Mapping logical memories to physical memories

[rachitnigam]

With #1145, Calyx has rudimentary support for memories with sequential read and writes. While the specific implementation of the memory in that PR is a 1-cycle read, 1-cycle write memory, the interface actually admits arbitrary latencies for reads and writes. This is because reads needs to be "primed" by setting the read_en signal and waiting on the read_done signal. Similarly, the write interface needs to use write_en and write_done signals. The only way Calyx knows that reads and writes take one cycle is because of the @static annotations on the read and write paths. We can imagine exposing a weaker interface without the @static annotations which will force frontends to assume that reads and writes can take arbitrary number of cycles.

Next, we can design a pass that analyses memories and remaps them to physical memories with different latencies. For example, we can say (these numbers are completely made up):

• If memory is bigger than 1Mb, map onto UltraRAM
• If memory is bigger than 512Kb, map onto BRAM with 4 cycle read/write latency
• ... and so on

Side note: the reason to map onto BRAMs with more than 1-cycle of read/write latency is because of the way synthesis tools construct bigger memories from BRAM building blocks; if a memory is too big, it needs to be constructed out of multiple BRAM blocks each of which add wire delay. By taking more cycles for reads and writes, we can help the synthesis tool get better timing results since it doesn't have to fit all reads and writes into 1 cycle.

The pass itself will use a set of primitive/generated memories which have the required characteristics. The best part of this is that we don't have to give up on latency-sensitivity; the pass, once it figures out which kind of memory to use, can insert the right @static attributes into the groups that use the memories.

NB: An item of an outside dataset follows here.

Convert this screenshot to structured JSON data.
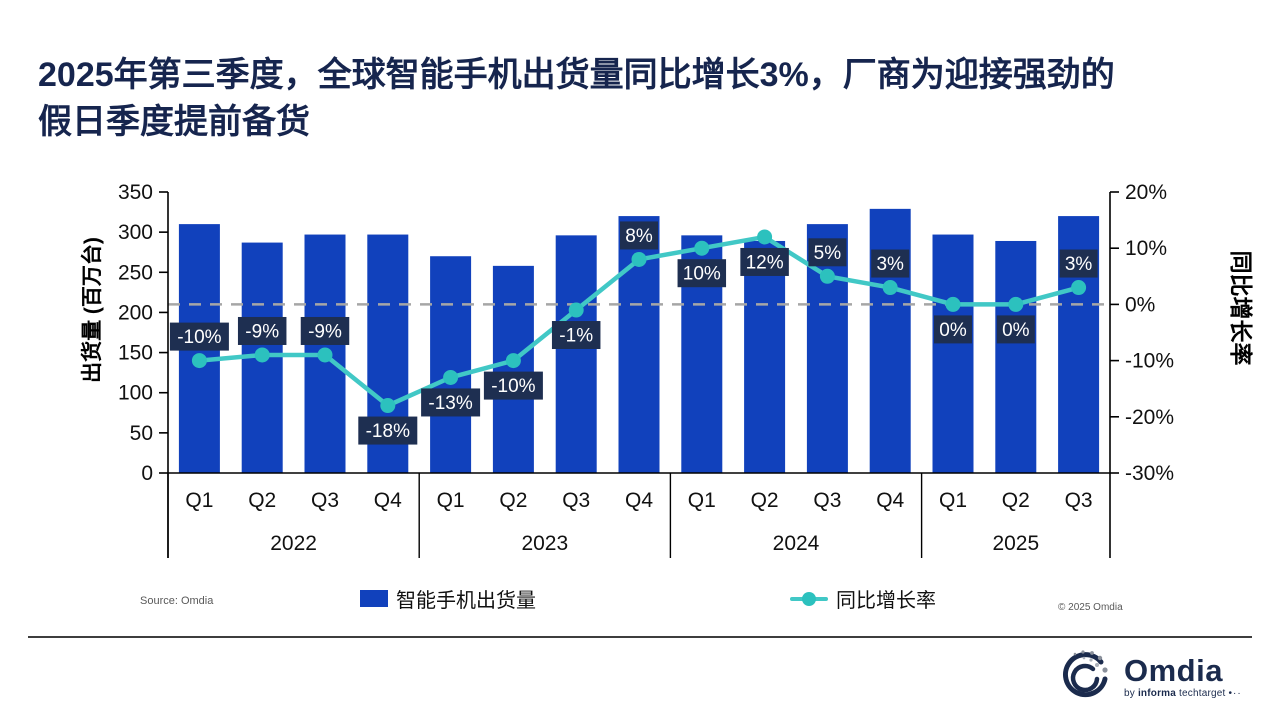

FWIW, this pass is a much simpler version of the compiler @andrew1999 is building.

[sampsyo]

This plan sounds great. I just want to add that this seems like a pretty chunky piece of work—we'd need to design the high-level abstraction, adapt front-ends, create a library of interesting backing RAM implementations, and then implement the pass. So if anyone is ever looking for a discrete project to sink their teeth into, this could be one.

[rachitnigam]

I think @calebmkim might have this on his critical path towards writing the sharing paper (to some extent). We can’t really get resource numbers for bigger designs without this.

[rachitnigam]

Also, worth thinking about how this can enable HBM support: #1106

[sampsyo]

Indeed! As far as the "discussion needed" for this one, maybe what we should chat about is how to sidestep the need for the "full version" of this, or to build something minimal and easy that just enables big designs to compile in a reasonable way. (Just because I worry this could be a super interesting problem that would distract from sharing per se.)

[rachitnigam]

Yeah, I think the minimal thing to do to get sharing results is to port the Dahlia and TVM frontends to use the sequential read/write memories and default them to URAM for now. This is probably not the best thing to do but fine as a way to get started.

[rachitnigam]

I think this will be a good use case for evaluating the new Calyx static stuff

[calebmkim]

Just to revive this issue, @paili0628 and I talked about how we should implement this and we think the following might be a good idea: we could define components in Calyx that delay memory reads/writes by two cycles. E.g.,

component delay_2_mem(read_en, write_en, ..)(...) {
  cells {
    // instantiates two registers, and a memory with appropriate size
  }
  wires {...}
  control {
    static<2> par {
      if read_en {
        // read from memory by passing it through two registers 
      }
      if write_en {
        // writes to register by passing it through two registers
      }
    }
  } 
} 

I think it would probably be best to add this component as a primitive.

The only question I have is: can we use delay_2_mem to replace seq_mem's? The trouble with this is that seq_mems have a defined latency of 1, which could mess up static latency inference. This makes me think it might be worth it to implement a "virtual" memory in Calyx that doesn't yet have a defined latency.

[rachitnigam]

That sounds like a great starting point! Couple of notes:

1. We don't want to generate just a delay 2 module. We want to be able to generate any delay_n module so that for smaller memories, we can delay them by a 1 cycle and for larger ones, we can delay by up to 4.
2. You're right that we cannot replace seq_mem with these because they have a precise latency. The solution would be to get rid of the latency annotation for seq_mem so that they cannot be used in a static context until they have been lowered.
3. One thing to consider is implementing this using ref cells so that instead of instantiating the memory, the component just takes a reference to the memory and delays it by two. One potential problem with this approach is that FPGA tools might see this pattern and fail to match it with the right kind of memory that we want, especially in the case when the same instance is used to delay multiple memories. If we do this, we'd need to ensure that all memories use a different instance to do the reads and that the delay components all get inlined.